The original idea was to travel to Orlando in 2020, however when COVID-19 hit, those plans got canceled. But Ivan and Joyce have more than made up for it, visiting Disney three times in less than two years – most recently in November 2022.
As for rides, Ivan says his favorites are Rise of the Resistance and Star Tours, a 3D space-flight simulation ride that includes different story lines, characters, and settings from the Star Wars movies and TV shows. “The line is usually short, and you never quite know what you’re going to get,” he says.
Beyond the sci-fi attractions, Ivan says he and Joyce love to walk around Epcot Center, visiting all the different “countries” and trying different foods. Because he has fewer dietary restrictions on more frequent HHD, Ivan can be a little more adventurous with his choices.
One reason they’ve been able to travel so much, says Ivan, is the NxStage machine. He says it fits easily into his SUV and is plenty rugged enough for long drives.
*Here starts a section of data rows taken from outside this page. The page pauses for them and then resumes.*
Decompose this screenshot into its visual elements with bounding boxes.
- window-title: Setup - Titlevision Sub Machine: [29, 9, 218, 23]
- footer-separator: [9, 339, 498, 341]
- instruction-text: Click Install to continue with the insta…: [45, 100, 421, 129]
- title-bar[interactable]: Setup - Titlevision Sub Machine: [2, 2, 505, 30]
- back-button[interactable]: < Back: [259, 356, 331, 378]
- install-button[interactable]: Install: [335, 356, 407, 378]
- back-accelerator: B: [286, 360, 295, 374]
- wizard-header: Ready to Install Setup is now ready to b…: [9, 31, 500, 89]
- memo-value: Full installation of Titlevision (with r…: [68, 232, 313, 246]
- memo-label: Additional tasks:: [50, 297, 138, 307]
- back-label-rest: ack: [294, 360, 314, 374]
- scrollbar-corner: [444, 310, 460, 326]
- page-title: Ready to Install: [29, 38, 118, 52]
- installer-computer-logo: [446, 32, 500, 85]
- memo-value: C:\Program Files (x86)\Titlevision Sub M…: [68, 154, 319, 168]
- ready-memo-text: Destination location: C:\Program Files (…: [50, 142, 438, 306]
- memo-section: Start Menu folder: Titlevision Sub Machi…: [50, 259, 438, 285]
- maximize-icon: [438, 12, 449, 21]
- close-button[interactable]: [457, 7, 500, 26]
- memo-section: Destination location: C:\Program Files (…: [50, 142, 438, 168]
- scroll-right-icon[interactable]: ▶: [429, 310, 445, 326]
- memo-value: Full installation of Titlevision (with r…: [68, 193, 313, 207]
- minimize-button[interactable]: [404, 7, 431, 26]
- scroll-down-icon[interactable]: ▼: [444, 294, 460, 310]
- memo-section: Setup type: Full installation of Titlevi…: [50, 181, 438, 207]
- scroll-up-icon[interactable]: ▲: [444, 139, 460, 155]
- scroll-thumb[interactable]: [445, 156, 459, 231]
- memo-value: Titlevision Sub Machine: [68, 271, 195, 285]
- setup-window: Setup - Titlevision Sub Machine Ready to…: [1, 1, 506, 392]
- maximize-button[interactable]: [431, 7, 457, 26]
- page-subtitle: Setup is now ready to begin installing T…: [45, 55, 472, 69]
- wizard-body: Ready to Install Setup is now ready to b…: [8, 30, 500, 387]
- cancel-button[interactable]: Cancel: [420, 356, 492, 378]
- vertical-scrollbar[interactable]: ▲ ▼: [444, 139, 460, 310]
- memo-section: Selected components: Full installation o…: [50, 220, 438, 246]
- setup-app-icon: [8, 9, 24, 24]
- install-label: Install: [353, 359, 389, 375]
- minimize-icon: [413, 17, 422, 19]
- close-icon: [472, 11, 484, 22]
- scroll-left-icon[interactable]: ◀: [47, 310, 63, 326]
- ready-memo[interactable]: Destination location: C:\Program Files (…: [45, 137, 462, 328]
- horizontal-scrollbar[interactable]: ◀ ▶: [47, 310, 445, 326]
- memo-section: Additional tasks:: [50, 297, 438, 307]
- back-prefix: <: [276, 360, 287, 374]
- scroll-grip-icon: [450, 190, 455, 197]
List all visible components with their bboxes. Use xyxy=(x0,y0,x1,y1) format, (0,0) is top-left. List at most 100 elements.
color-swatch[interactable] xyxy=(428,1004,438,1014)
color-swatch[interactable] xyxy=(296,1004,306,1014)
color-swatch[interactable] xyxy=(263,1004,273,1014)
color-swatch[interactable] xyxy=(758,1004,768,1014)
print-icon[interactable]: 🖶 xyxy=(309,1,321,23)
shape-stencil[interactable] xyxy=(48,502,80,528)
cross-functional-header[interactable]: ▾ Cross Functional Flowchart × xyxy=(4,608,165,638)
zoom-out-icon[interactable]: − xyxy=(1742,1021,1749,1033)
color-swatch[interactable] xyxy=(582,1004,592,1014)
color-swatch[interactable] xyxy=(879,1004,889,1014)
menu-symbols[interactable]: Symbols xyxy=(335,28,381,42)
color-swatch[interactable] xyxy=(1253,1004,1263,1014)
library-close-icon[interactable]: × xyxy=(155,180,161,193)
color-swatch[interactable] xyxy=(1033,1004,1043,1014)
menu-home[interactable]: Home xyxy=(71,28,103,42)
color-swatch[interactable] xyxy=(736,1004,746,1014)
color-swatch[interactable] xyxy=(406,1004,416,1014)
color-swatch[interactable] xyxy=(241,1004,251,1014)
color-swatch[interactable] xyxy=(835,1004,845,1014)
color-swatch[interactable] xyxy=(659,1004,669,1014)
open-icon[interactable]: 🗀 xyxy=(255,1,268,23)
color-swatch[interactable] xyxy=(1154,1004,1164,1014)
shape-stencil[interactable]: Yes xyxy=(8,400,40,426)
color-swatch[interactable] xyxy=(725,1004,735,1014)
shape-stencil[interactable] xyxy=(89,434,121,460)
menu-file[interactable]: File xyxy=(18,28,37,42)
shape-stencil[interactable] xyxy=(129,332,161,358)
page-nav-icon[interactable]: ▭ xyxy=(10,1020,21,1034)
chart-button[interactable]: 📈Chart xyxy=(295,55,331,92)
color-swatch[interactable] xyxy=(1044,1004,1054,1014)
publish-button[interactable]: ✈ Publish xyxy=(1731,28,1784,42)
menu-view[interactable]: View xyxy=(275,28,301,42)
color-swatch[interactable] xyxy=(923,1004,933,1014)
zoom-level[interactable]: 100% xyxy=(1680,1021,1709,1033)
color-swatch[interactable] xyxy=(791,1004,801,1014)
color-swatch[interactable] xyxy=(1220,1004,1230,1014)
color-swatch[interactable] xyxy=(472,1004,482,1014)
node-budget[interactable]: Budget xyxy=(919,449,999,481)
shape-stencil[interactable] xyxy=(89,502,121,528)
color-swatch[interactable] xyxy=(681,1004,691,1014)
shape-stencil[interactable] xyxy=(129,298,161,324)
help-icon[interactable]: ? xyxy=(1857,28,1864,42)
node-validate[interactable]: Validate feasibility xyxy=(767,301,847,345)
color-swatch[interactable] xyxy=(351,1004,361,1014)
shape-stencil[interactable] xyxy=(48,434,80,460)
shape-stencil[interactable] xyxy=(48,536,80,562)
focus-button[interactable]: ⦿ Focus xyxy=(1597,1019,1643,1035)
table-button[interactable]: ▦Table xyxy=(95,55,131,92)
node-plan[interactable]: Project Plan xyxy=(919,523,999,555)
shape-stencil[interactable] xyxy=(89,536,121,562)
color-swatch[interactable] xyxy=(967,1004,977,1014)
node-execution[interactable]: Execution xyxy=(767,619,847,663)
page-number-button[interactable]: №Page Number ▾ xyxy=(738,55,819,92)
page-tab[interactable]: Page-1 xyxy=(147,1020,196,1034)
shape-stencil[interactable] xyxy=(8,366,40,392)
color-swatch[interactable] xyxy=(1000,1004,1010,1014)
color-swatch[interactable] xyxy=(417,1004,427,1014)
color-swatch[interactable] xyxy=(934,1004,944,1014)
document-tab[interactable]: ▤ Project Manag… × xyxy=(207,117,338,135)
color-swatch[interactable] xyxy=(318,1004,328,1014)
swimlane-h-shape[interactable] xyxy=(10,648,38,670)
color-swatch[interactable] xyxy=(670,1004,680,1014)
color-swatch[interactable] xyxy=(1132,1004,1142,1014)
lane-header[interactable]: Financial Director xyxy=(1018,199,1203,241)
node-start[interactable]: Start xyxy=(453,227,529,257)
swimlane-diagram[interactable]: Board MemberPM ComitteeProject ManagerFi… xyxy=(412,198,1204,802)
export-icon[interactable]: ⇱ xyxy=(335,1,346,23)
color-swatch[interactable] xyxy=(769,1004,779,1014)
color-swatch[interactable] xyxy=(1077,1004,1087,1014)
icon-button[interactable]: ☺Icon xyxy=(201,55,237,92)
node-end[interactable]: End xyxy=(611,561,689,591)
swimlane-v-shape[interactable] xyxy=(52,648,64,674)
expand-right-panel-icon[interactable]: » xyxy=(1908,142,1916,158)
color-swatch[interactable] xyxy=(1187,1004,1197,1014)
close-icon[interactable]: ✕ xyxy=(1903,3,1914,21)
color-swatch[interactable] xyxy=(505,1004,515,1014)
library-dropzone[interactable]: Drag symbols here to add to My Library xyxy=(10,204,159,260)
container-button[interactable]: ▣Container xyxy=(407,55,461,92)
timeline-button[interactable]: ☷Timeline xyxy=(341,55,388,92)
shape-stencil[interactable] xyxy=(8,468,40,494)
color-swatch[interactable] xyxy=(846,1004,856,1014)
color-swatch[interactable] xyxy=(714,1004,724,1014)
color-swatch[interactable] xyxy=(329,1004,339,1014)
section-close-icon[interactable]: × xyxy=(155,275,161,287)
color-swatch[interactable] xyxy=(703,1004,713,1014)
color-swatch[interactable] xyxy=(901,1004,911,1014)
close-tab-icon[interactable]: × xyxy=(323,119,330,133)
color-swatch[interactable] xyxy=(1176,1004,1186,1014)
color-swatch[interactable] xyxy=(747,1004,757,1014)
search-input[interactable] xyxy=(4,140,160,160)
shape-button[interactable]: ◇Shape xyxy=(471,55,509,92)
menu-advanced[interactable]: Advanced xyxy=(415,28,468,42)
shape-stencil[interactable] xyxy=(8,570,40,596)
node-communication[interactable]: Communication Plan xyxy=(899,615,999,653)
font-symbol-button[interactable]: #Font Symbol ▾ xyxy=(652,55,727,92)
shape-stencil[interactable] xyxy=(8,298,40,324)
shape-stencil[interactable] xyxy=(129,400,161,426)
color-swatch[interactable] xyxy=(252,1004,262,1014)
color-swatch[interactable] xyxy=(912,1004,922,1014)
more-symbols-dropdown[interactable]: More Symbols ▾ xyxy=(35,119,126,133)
If the couple decides to spend the night at a hotel along the way, setup is simple and straightforward. “I can break down and put it back together in a matter of minutes,” he says. “There’s really not much to it.”
At Disney, once in the hotel, Ivan set up his cycler near the bed and kept to his evening therapy schedule all but one day, on which he dialyzed during the day so the couple could enjoy nighttime festivities. Ivan said he was especially grateful for HHD on the Saturday of the vacation, which when he was in-center used to be the second day of his 2-day gap.
“It used to be anything happening on Saturday was just out of bounds for me,” Ivan remembers. “I just would not have the energy. Now, here I am all these years later and my friends don’t have the energy to hang out – and now I do!”